Now let's pretend we are no longer interested in the first four categories we parsed. To remove objects we use a filter method. There are four generic filter methods: FilterAll, FilterObs, FilterProcs and FilterSysts that each accept a function, or function-type object that must have a single ch::Object, ch::Observation, ch::Process or ch::Systematic pointer argument and return a bool. A true return value indicates that the object should be dropped. The FilterAll method will act on all three object collections whereas the others operate only on their respective collections. It's often convenient to write a small lambda function in-place:

// Filter out all objects that do not have bin_id <= 4
cmb2.FilterAll([](ch::Object const* obj) {
return obj->bin_id() <= 4;
});
CombineHarvester & FilterAll(Function func)
virtual int bin_id() const
Definition: Object.h:35

Alternatively,there are a number of fixed-property filters, in which you need only supply a vector of the object properties you want to keep:

// Another way to achieve the same effect
cmb2.bin_id({5, 6, 7});
// Filter out all objects that have process name "QCD"
cmb2.process({"QCD"}, false);
CombineHarvester & bin_id(std::vector< int > const &vec, bool cond=true)
CombineHarvester & process(std::vector< std::string > const &vec, bool cond=true)
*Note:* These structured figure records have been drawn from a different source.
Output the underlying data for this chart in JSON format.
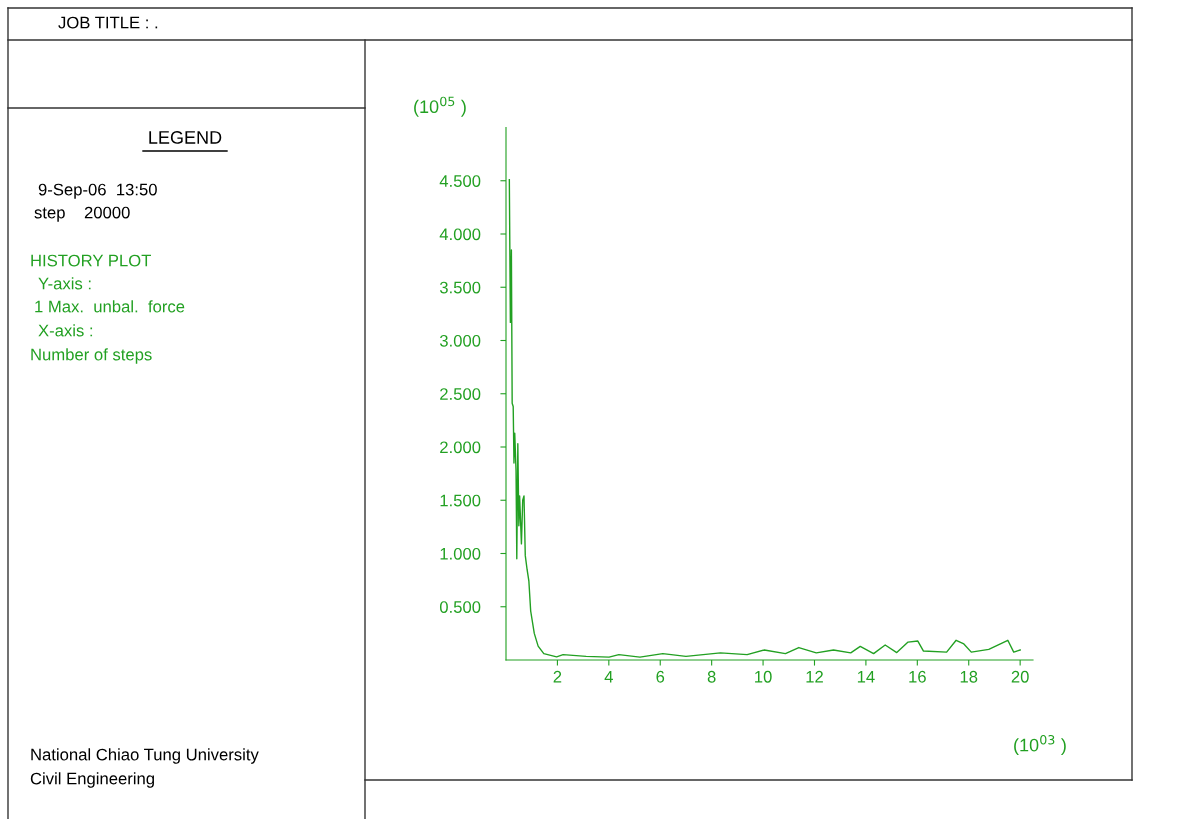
{
  "chart_data": {
    "type": "line",
    "title": "JOB TITLE : .",
    "xlabel": "(10$^{03}$ )",
    "ylabel": "(10$^{05}$ )",
    "annotations": [
      "LEGEND",
      "9-Sep-06  13:50",
      "step    20000",
      "HISTORY PLOT",
      "Y-axis :",
      "1 Max.  unbal.  force",
      "X-axis :",
      "Number of steps",
      "National Chiao Tung University",
      "Civil Engineering"
    ],
    "x": [
      0.13,
      0.17,
      0.21,
      0.24,
      0.28,
      0.31,
      0.34,
      0.39,
      0.42,
      0.46,
      0.5,
      0.53,
      0.6,
      0.65,
      0.7,
      0.75,
      0.82,
      0.89,
      0.96,
      1.1,
      1.25,
      1.47,
      1.97,
      2.22,
      3.12,
      4.01,
      4.39,
      5.21,
      6.1,
      7.0,
      8.34,
      9.38,
      10.05,
      10.87,
      11.39,
      12.07,
      12.74,
      13.41,
      13.78,
      14.3,
      14.75,
      15.2,
      15.64,
      16.02,
      16.24,
      17.14,
      17.51,
      17.81,
      18.1,
      18.78,
      19.52,
      19.75,
      20.0
    ],
    "series": [
      {
        "color": "#22a022",
        "values": [
          4.51,
          3.17,
          3.85,
          2.41,
          2.38,
          1.85,
          2.13,
          1.78,
          0.95,
          2.03,
          1.26,
          1.54,
          1.09,
          1.5,
          1.54,
          0.98,
          0.85,
          0.74,
          0.46,
          0.25,
          0.13,
          0.06,
          0.03,
          0.05,
          0.034,
          0.027,
          0.05,
          0.027,
          0.06,
          0.034,
          0.067,
          0.05,
          0.094,
          0.06,
          0.117,
          0.067,
          0.094,
          0.067,
          0.128,
          0.06,
          0.141,
          0.07,
          0.168,
          0.178,
          0.084,
          0.074,
          0.185,
          0.151,
          0.074,
          0.1,
          0.185,
          0.074,
          0.094
        ]
      }
    ],
    "xlim": [
      0,
      20.5
    ],
    "ylim": [
      0,
      5.0
    ],
    "xticks": [
      2,
      4,
      6,
      8,
      10,
      12,
      14,
      16,
      18,
      20
    ],
    "yticks": [
      {
        "value": 0.5,
        "label": "0.500"
      },
      {
        "value": 1.0,
        "label": "1.000"
      },
      {
        "value": 1.5,
        "label": "1.500"
      },
      {
        "value": 2.0,
        "label": "2.000"
      },
      {
        "value": 2.5,
        "label": "2.500"
      },
      {
        "value": 3.0,
        "label": "3.000"
      },
      {
        "value": 3.5,
        "label": "3.500"
      },
      {
        "value": 4.0,
        "label": "4.000"
      },
      {
        "value": 4.5,
        "label": "4.500"
      }
    ],
    "grid": false,
    "legend": false
  }
}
An optional boolean can be supplied as a second argument. When set to false this reverses the logic - objects with a property in the list will be dropped. In the second line we use this to remove all information about the QCD process. The full list of filter methods is found here

Yields, copying and sets

In the final part of this example we take a look at the rate evaluation methods. These calculate the total event yields for either the observed data or the expected processes:

// GetObservedRate() will sum the event yields of all remaining Observation
// objects
cout << "Total observed rate: " << cmb2.GetObservedRate() << "\n";
// We can get the yield for a single bin by first making a shallow copy of the
// current instance with the cp() method, then filtering this copy to leave
// only the bin we're interested in, before finally calling GetObservedRate()
cout << "Single category rate: "
<< cmb2.cp().bin({"muTau_vbf_loose"}).GetObservedRate() << "\n";
// It is also possible to generate sets of object properties. Here we print
// out the expected yield for each process in each bin
for (auto bin : cmb2.bin_set()) {
for (auto proc : cmb2.cp().bin({bin}).process_set()) {
cout << bin << "," << proc << ": "
<< cmb2.cp().bin({bin}).process({proc}).GetRate()
<< "\n";
}
}
std::set< std::string > process_set()
CombineHarvester & bin(std::vector< std::string > const &vec, bool cond=true)
std::set< std::string > bin_set()
CombineHarvester cp()
Creates and returns a shallow copy of the CombineHarvester instance.

Note that these functions are greedy - they will sum the contribution from every available Observation or Process entry. This means in the first line we get the total number of observed events in the three remaining categories. To get the yield for a single category we can prefix the function with a filter method. But here we must be careful, because we don't want to actually remove the information on the other categories permanently, which is what would happen if we just do:

cmb2.bin({"muTau_vbf_loose"}).GetObservedRate();
// cmb2 only contains objects for the "muTau_vbf_loose" category now!

To get around this we first call the cp method on our CombineHarvester instance. This makes a shallow copy of the instance - in this it is only pointers to the contained objects, not the objects themselves, which are copied into a new instance. Such a copy is computationally fast to make, and we are free to filter objects from it without affecting the original instance at all.

Note
Although filtering the objects in a shallow copy has no effect on the object lists in the original instance, both instances do still point to the same objects, so modifying the actual contents via the shallow copy will affect both instances. To create a full CombineHarvester copy, in which the underlying objects are also duplicated, use the deep copy method instead.

The last part of the example code uses the CombineHarvester set-generating methods to conveniently loop through all defined (bin, process) combinations and print out the expected yield. The full list of available set-generating methods can be found here.